The Kazakhs, ranked 117th in the world, struck twice inside 10 minutes through Yuriy Pertsukh and Yan Vorogovskiy to leave an under-strength Scotland shell-shocked.
Alex McLeish’s men secured the safety net of a playoff to qualify via the Nations League in November and already that looks like their only realistic route to a first major tournament in 22 years as Baktiyar Zainutdinov’s terrific header made it 3-0 six minutes into the second half.
Without captain Andy Robertson and the highly-rated Kieran Tierney, McLeish was forced to name Aberdeen skipper Graeme Shinnie in an unfamiliar role at left-back and he was exposed for both the first two goals.
Scotland looked longingly for an offside flag that never came as Pertsukh ran onto a long ball over the top and fired high past the helpless Scott Bain.

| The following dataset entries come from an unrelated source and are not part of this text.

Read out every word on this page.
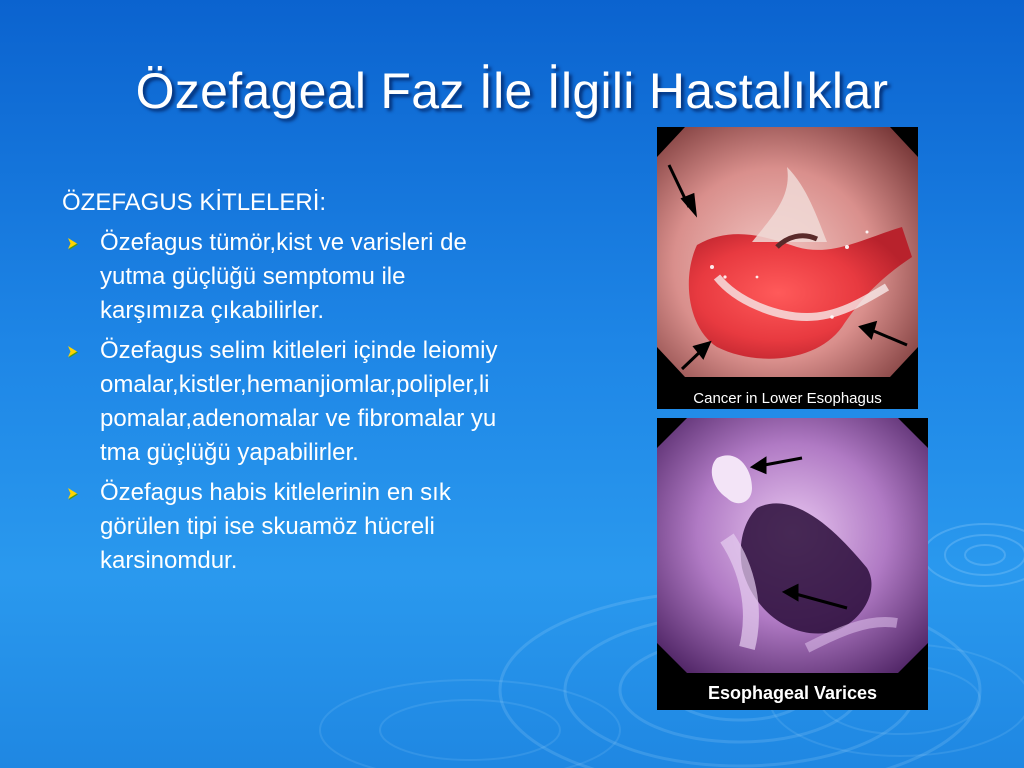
Özefageal Faz İle İlgili Hastalıklar
ÖZEFAGUS KİTLELERİ:
Özefagus tümör,kist ve varisleri de yutma güçlüğü semptomu ile karşımıza çıkabilirler.
Özefagus selim kitleleri içinde leiomiyomalar,kistler,hemanjiomlar,polipler,lipomalar,adenomalar ve fibromalar yutma güçlüğü yapabilirler.
Özefagus habis kitlelerinin en sık görülen tipi ise skuamöz hücreli karsinomdur.
Cancer in Lower Esophagus
Esophageal Varices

The visitors never recovered and Shinnie was caught ball-watching as Vorogovskiy was picked out by Islambek Kuat’s pass to slot past Bain again.
But for the Celtic goalkeeper, one of Scotland’s worst ever nights could have been more humiliating as Bain tipped over Kuat’s dipping drive.
Kazakhstan scored just six goals and failed to win a game in their entire qualifying campaign for the 2018 World Cup.
However, they had half that tally and three points sewn up before the hour mark when Scott McKenna was outjumped by Zainutdinov who directed his header across Bain into the bottom corner.
Scotland were shorn not only of Robertson and Tierney but a host of other regulars due to injury and international retirements, while Ryan Fraser and Charlie Mulgrew were not played in agreement with their clubs due to the plastic surface the match was played on.
However, that will not shield McLeish from seeing his position come under pressure as Scotland failed to even muster a response in the final half hour.
Bouncing back with victory away to San Marino on Sunday is now imperative for Scotland to have any chance of automatic qualification by finishing in the top two from Group I.
But with World Cup semi-finalists Belgium and Russia also in the six-team section, Scotland already have a mountain to climb.